Volcanoes are a primary mechanism for the transfer of carbon from the interior of Earth (mantle and crust) to the surface environment. Over Earth history, volcanic outgassing has played a central role in setting the atmospheric concentration of CO2. Quantifying the magnitude of the volcanic CO2 flux in the present day is a significant challenge. Over the past 10 years important advances have been made in instrumentation to measure and monitor volcanic CO2, and recently the very first observations of volcanic CO2 from space were published. The magnitude of the volcanic CO2 flux into the atmosphere in the present day can now be estimated, although significant uncertainties remain. The data reveal that the volcanic CO2 flux is a small fraction (of the order of 1%) of the estimated anthropogenic flux of CO2 into the atmosphere. Long term datasets at individual volcanoes reveal that the CO2 flux may be highly variable with time. There are a few volcanoes and volcanic regions that dominate the volcanic CO2 flux, including large continental volcanic centres such as Yellowstone (USA) and Mount Etna (Italy).  The isotopic composition of the carbon tells us about carbon provenance: arc volcanoes outgas carbon that is isotopically heavier than typical mantle values and is derived partly from the subducting slab, and partly from the assimilation of limestones in the crust. Over geological time, it is likely that the relative importance of continental volcanoes would have waxed and waned, with implications for both the atmospheric concentration of CO2 and the isotopic composition of Earth’s surface reservoir.


Multiphase flow in the subsurface carbon cycle from source to sink

Hugh Daigle (University of Texas, Austin)

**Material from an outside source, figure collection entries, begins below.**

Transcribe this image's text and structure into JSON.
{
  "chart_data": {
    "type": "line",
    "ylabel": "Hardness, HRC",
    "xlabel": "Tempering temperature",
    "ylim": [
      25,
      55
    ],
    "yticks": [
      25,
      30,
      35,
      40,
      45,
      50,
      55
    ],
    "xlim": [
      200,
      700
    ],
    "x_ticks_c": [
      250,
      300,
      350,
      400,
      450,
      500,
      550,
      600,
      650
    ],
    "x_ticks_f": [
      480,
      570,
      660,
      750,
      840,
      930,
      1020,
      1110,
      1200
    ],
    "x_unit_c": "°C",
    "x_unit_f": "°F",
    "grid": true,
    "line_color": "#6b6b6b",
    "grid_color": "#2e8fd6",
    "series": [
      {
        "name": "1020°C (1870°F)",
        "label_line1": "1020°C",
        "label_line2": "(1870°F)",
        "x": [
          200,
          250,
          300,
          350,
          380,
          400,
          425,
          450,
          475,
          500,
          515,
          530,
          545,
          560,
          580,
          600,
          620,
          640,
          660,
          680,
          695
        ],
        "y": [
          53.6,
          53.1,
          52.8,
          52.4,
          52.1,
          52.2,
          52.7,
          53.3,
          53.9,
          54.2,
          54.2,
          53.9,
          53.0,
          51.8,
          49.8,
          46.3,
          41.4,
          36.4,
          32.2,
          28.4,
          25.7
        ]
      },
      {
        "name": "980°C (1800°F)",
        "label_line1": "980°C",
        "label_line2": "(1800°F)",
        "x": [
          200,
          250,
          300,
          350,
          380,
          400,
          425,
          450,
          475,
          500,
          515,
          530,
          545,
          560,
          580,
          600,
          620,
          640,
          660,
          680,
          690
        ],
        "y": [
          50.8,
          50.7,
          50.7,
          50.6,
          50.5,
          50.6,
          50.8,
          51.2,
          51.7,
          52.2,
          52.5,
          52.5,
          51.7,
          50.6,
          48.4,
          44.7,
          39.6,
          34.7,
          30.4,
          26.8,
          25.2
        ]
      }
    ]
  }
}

Carbon often moves through the subsurface in fluid phases that are distinct from and immiscible with water. These may include methane generated by microbial activity, oil and gas generated from organic source rocks, or carbon dioxide injected into the subsurface for storage and sequestration. Many interesting and important processes happen at the interfaces between water and these carbon-bearing fluids. Understanding and potentially controlling these processes is a key component of predicting and mitigating perturbations to the global carbon cycle due to natural or anthropogenic factors. I will show how our work with methane hydrates, organic shales, and nanoparticles informs this understanding.